After serving in various provinces of Indonesia, Nuhujanan got the chance to return to his birthplace with his appointment as the spokesperson of the Pattimura (Maluku) Regional Military Command on 6 June 2020. He officially received his duties on 7 July 2020. To maintain friendly relations with local media, Nuhujanan initiated a coffee morning programme with news reporters. In October 2020, Nuhujanan was denounced after claiming that reports of widespread resident anxiety on army data collection and demolition warning were a hoax propagated by the neighborhood coordinator. Later that December Nuhujanan won several distinctions at an army journalistic competition on its civic role. After a few months in the position, Nuhujanan was taken off from his position on 5 March 2021 in order for him to underwent studies at the Armed Forces Command and General Staff College from 1 February to 16 September 2021. On 18 March 2022, Nuhujanan was appointed to the new role of the territorial assistant in the Jakarta regional military command, and was installed on 9 April 2022. After a year, he returned to the army headquarters as assistant officer for social communication on 20 March 2023, and handed over his duties in the Jakarta regional military command on 4 May 2023. Following the launching of Operation Habema in April 2024, Nuhujanan assumed ad hoc duties as the commander of the operation's territorial taskforce, responsible for directing the provision of health and welfare services to people under the jurisdiction of the operation.

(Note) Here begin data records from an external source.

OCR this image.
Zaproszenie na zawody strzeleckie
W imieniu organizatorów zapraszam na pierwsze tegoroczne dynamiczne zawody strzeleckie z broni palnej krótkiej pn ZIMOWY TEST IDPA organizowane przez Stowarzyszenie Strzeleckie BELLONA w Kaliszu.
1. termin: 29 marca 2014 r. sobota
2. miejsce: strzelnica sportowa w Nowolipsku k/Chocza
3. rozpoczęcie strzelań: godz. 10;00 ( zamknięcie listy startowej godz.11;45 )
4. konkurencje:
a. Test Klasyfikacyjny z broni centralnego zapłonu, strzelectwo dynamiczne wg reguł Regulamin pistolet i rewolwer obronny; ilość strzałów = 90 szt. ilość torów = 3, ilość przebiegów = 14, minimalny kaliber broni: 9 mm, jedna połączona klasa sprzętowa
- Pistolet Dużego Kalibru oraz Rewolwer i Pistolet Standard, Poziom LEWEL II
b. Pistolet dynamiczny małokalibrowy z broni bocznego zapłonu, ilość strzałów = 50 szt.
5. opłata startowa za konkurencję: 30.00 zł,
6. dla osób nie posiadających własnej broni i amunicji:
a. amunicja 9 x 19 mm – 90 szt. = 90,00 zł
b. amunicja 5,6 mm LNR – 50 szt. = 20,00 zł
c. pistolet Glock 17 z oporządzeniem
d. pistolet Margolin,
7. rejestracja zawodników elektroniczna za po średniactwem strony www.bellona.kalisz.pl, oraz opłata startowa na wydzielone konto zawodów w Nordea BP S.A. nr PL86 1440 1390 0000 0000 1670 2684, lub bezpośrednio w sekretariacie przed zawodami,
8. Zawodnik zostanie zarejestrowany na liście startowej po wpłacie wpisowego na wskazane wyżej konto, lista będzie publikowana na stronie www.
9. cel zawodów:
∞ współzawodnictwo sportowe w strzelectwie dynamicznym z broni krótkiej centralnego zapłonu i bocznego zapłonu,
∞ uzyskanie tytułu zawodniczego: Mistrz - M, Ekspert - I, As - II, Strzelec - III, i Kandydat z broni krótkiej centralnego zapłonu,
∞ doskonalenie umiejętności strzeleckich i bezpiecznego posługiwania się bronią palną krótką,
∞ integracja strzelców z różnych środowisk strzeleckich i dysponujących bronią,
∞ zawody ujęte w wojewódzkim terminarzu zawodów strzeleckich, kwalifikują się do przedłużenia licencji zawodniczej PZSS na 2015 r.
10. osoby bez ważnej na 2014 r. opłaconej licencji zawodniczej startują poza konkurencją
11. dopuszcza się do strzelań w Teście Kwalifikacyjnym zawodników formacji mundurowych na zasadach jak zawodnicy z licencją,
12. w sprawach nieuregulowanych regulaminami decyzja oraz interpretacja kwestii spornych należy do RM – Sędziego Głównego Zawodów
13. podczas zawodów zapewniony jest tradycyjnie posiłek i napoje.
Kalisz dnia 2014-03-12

Nuhujanan in his brigadier general field uniform.

Nuhujanan was appointed as the chief of the Indonesian national armed forces history center on 6 December 2024. He was installed for the position by the armed forces commander on 7 January 2025 after being promoted to the rank of brigadier general the day prior. Shortly after filling the position, Nuhujanan visited the Indonesian national archives to optimize the center's archive management and directed the collection of historical operations data in Ambon as well as the role of local units. Nuhujanan continued to retain his ad hoc position in Operation Habema.

== Personal life ==
Nuhujanan, who is an adherent of the Protestant faith, is married to Serly Oktora from Purbalingga, The couple has three sons.